During her childhood Nielsen had suffered on and off from ear infections. It was on her golden birthday in 1965 that her hearing had become muffled to the point that she thought she was going deaf. She became, as she recalls, a professional head-nodder.

“I didn’t get a formal diagnosis for my hearing loss until 2016,” she said. “After the audiologist explained to me my degree of hearing loss I felt bittersweet about the loss. I felt I received the confirmation I needed to know I wasn’t crazy, and at the same time I needed to adjust to a new instrument: the hearing aid.”

Nielsen does not wear her hearing aids when home alone or when she’s writing. She wears them whenever she’s with people to avoid head nodding.

“For a number of years I noticed a subtle decline in my ability to hear,” Nielsen said. “For teaching this became a serious concern as I was always asking students to repeat what they just said. I hate to say it but after the third ask head-nodding takes over.”

Nielsen urges people who think they’re experiencing hearing loss not to ignore it.

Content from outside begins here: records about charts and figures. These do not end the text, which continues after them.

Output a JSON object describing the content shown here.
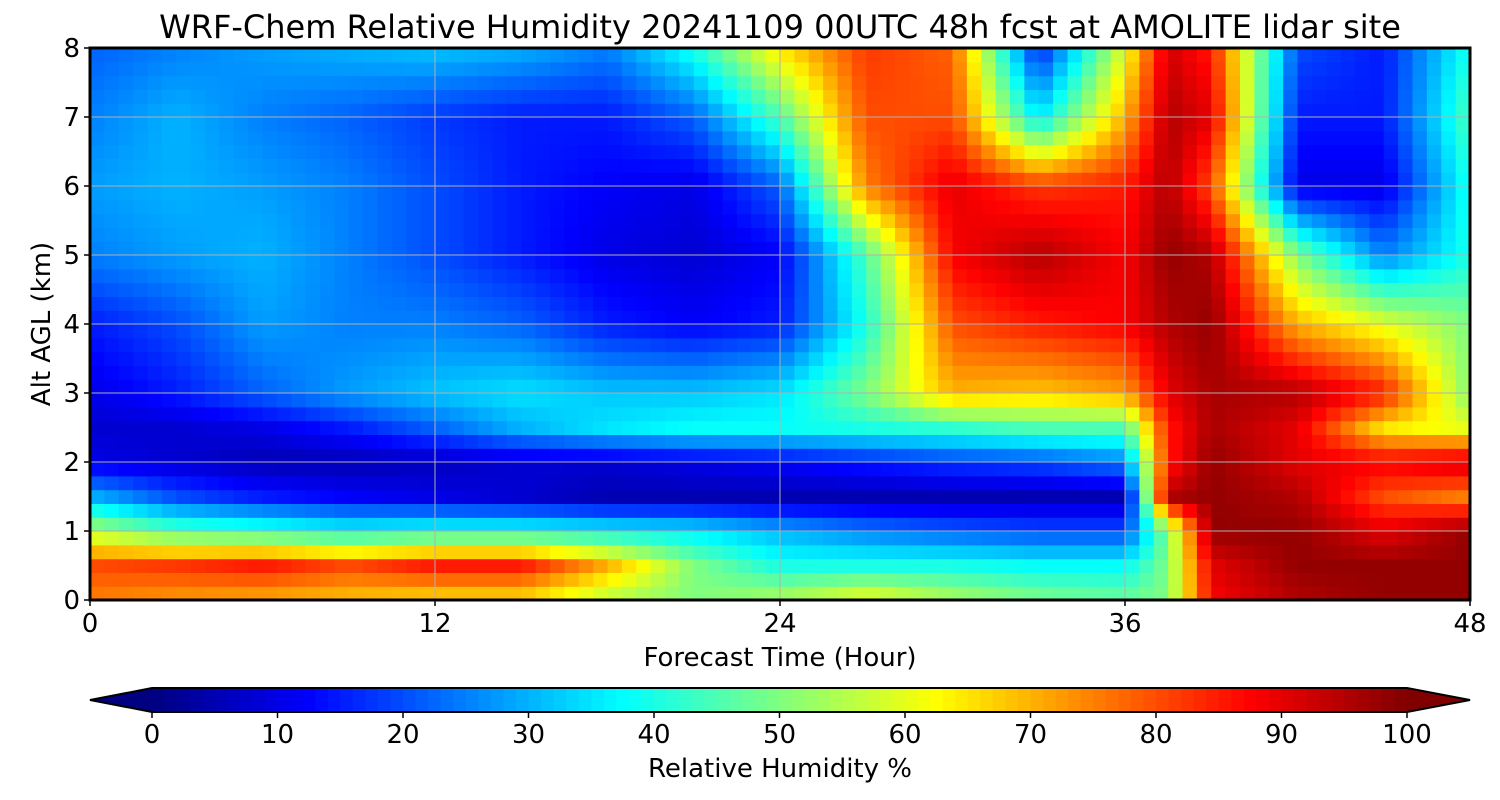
{
  "chart_data": {
    "type": "heatmap",
    "title": "WRF-Chem Relative Humidity 20241109 00UTC 48h fcst at AMOLITE lidar site",
    "xlabel": "Forecast Time (Hour)",
    "ylabel": "Alt AGL (km)",
    "xlim": [
      0,
      48
    ],
    "ylim": [
      0,
      8
    ],
    "x_ticks": [
      "0",
      "12",
      "24",
      "36",
      "48"
    ],
    "y_ticks": [
      "0",
      "1",
      "2",
      "3",
      "4",
      "5",
      "6",
      "7",
      "8"
    ],
    "grid": true,
    "colormap": "jet",
    "colorbar": {
      "label": "Relative Humidity %",
      "orientation": "horizontal",
      "extend": "both",
      "range": [
        0,
        100
      ],
      "ticks": [
        "0",
        "10",
        "20",
        "30",
        "40",
        "50",
        "60",
        "70",
        "80",
        "90",
        "100"
      ]
    },
    "x": [
      0,
      3,
      6,
      9,
      12,
      15,
      18,
      21,
      24,
      27,
      30,
      33,
      36,
      37.5,
      39,
      42,
      45,
      48
    ],
    "y": [
      0,
      0.5,
      1,
      1.5,
      2,
      2.5,
      3,
      4,
      5,
      6,
      7,
      8
    ],
    "z": [
      [
        75,
        72,
        70,
        68,
        65,
        65,
        55,
        50,
        55,
        62,
        55,
        50,
        48,
        50,
        88,
        95,
        98,
        98
      ],
      [
        80,
        82,
        85,
        80,
        85,
        85,
        70,
        50,
        40,
        40,
        40,
        38,
        38,
        50,
        90,
        98,
        98,
        98
      ],
      [
        55,
        45,
        42,
        38,
        40,
        40,
        38,
        36,
        30,
        25,
        22,
        20,
        20,
        50,
        98,
        98,
        90,
        98
      ],
      [
        30,
        20,
        15,
        12,
        10,
        8,
        5,
        5,
        5,
        5,
        5,
        5,
        5,
        95,
        98,
        95,
        80,
        75
      ],
      [
        10,
        8,
        5,
        5,
        6,
        8,
        8,
        10,
        12,
        15,
        18,
        20,
        25,
        85,
        98,
        90,
        88,
        92
      ],
      [
        8,
        8,
        10,
        15,
        22,
        30,
        35,
        38,
        38,
        40,
        42,
        45,
        45,
        85,
        96,
        90,
        65,
        60
      ],
      [
        10,
        15,
        22,
        28,
        32,
        35,
        32,
        32,
        35,
        50,
        70,
        68,
        72,
        90,
        96,
        95,
        85,
        50
      ],
      [
        15,
        20,
        28,
        25,
        25,
        22,
        15,
        12,
        15,
        40,
        80,
        85,
        88,
        95,
        98,
        70,
        60,
        50
      ],
      [
        25,
        28,
        30,
        25,
        20,
        15,
        10,
        8,
        12,
        45,
        88,
        95,
        88,
        98,
        95,
        50,
        25,
        40
      ],
      [
        28,
        30,
        28,
        25,
        20,
        15,
        12,
        10,
        22,
        75,
        90,
        82,
        85,
        95,
        80,
        10,
        10,
        40
      ],
      [
        25,
        30,
        25,
        22,
        18,
        15,
        15,
        22,
        45,
        80,
        80,
        35,
        70,
        95,
        90,
        15,
        15,
        45
      ],
      [
        22,
        25,
        28,
        30,
        32,
        30,
        25,
        40,
        65,
        82,
        78,
        15,
        60,
        92,
        85,
        20,
        15,
        40
      ]
    ]
  }
}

“Listen to your own voice and seek aid,” she advises.

Nielsen discovered that she had breast cancer in 2014 after she had a mammogram and was told that they needed to take a biopsy. The morning after her biopsy she was informed that her breast cancer test was positive.

“I felt a bit dazed, shocked, freaked, scared, but I didn’t buy an urn,” she recalls. “I didn’t update my will. I never liked my breasts anyway so that’s how I went into the news.”

She underwent a double mastectomy and an oral chemo.

“Also an oral medication for five years,” she said. “After my surgery I elected reconstruction surgery.”

She is not undergoing treatment now and admits that her daily life was affected while she was going through the ordeal.

“When something life threatening comes knocking on your door and opens it up without your invitation, life becomes changed, forever,” she said.

Nielsen offers some sage advice to women regarding their health.

“Be your own advocate,” she advises. “Trust your healthcare professionals, talk frankly with them and they will be a tremendous comfort, truly.”

Whatever challenges she may be living with has not stopped Nielsen from pursuing a successful career as a teacher. Metropolitan State University is only blocks from where she grew up, and she enjoys being back in the old neighborhood.

“Being a writing teacher is a huge time commitment,” she said. “Especially if you want to do it justice. Early writers need to take risks, but that’s where I think my mentorship works. My students take risks and as a result they learn resiliency.”

The students are what she likes best about teaching. She likens working with them to watching a flower bloom.

“As corny as that sounds,” she said, “it’s really quite miraculous. And the symbolism of what we feed our souls transforms each flaw into something simply stunning.”

Nielsen describes her poetry as raw, confronting, face to face, and face up angst. All kinds of things inspire her poetry, such as music, wind, sun, barking dogs and sirens.

“The smell of a barbecue,” she added. “Laughter, tears, love, despair, depression, joy, reflection, comedy and tragedy.”

She says that she has always loved reading poetry and started writing poetry while still in her teens. She also writes short stories and even an occasional piece of creative nonfiction.

“I am fascinated by the constraints and freedom of flash fiction,” she said. “To me flash fiction is a story in 500 words. That form is the best of both worlds, fiction and poetry.”

Nielsen urges potential readers to “take a risk” and check out her new collection of poems.

“I do think there is a theme that runs through the poems,” she said. “Sometimes it stands out as joy, sometimes despair. But overall, I think it resonates resilience. Sometimes my poems lean in a political direction, other times the mundane.”

Nielsen enjoys her work greatly, saying that writing saves her.

“It saves me from falling deep into the abyss of life,” she said. “It’s that fundamental.”